Wednesday, March 30, 2011

There is a seasoning

Guys I know it's not March 30 but I realized I forgot to hit "post" on this entry. Just pretend that it's last Wednesday. Also I wish it was March 30 because SERIOUSLY HOW IS IT APRIL ALREADY?

I have a new roommate moving in on Friday, unless she is like "APRIL FOOLS!" and bails out at the last minute. But in her current living situation she is commuting daily from Benicia to Oakland, so I don't think she's going to keep doing that just so she can punk me. Anyway, in preparation for her arrival I've been going through my house and dusting things off, vacuuming, scrubbing floors--the whole deal.

I've also been cleaning out my fridge and my pantry because, yo, this is the only chance I get during which I don't have to worry if some pasta sauce or jam or something belongs to my roommate. I've discovered a lot of very important things:

1) I have three boxes of confectioner's sugar.
2) I hoard pickles like a crazy person--but it's cool, they don't go bad; they just get picklier.
3) I drop a lot of nuts on the floor of my pantry, like, a lot.
4) I never check if I have dried beans before buying more.

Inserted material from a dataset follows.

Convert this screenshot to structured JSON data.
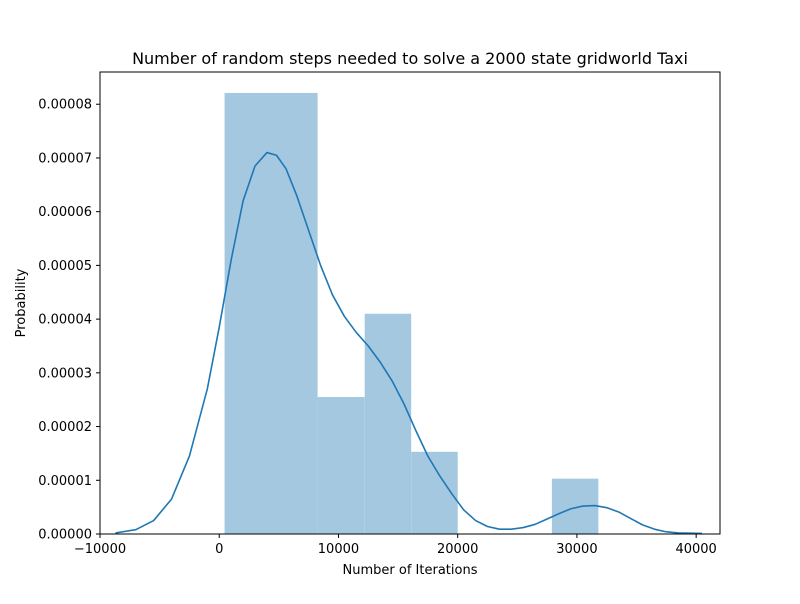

5) People have left me a lot of excellent presents over the years.

Here we have Bumbu Inti Indonesian Essential Seasoning, Trader Joe's Enchilada Sauce, Sweet Jalapeno Jelly... okay, look, you can enlarge the photo if you want to read the names of all the stuff that people have left me over the years. The one that is really fascinating to me is Bumbu Inti Indonesian Essential Seasoning, which seems to consist of roasted candlenuts, salt, and umami. It is a disconcerting oily brown color and the packaging shows six dishes you can make with it, some of which are not brown at all. This is also disconcerting. I have no idea what it tastes like and I can't find any recipes, so I also have no idea about how much to use in a single recipe. This should be exciting.

Maybe I should have used it to spice up the fiddleheads I ate tonight. Fiddleheads are some stupid trendy vegetable that are noteworthy only because they're the first bright green vegetable that comes into markets in the spring after months of potatoes and kale, and because they're only in season for like ten minutes a year. Also fiddleheads are foraged so they get a million coolness points from that too. I have to say that they do look really cool, and I felt like I should do my due diligence by at least trying them. So I bought a couple the last time I was at Berkeley Bowl and tonight I decided to toss them with some pasta. I debated whether or not to put in some red cabbage too, kind of leaning on the side of "no" because I had heard fiddleheads had a delicate flavor and I wanted the highlight of the dish to be these ridiculous curly things that cost $8.99 a pound.

I am pretty glad I put the cabbage in because I discovered that basically a fiddlehead tastes like a slightly bitter blade of grass and needs to be blanched three times or you will get food poisoning (I blanched it only once and I was fine, so I guess I dodged that bullet). Wholly without merit. Googling a little bit it seems that everybody's favorite way to prepare them is tempura-frying them, because they have a funny shape and the tempura coating covers up the fact that they have taste like nothing while highlighting this funny shape. Well, you know, for $8.99 a pound I think I'll stick to bacon-filled beignets.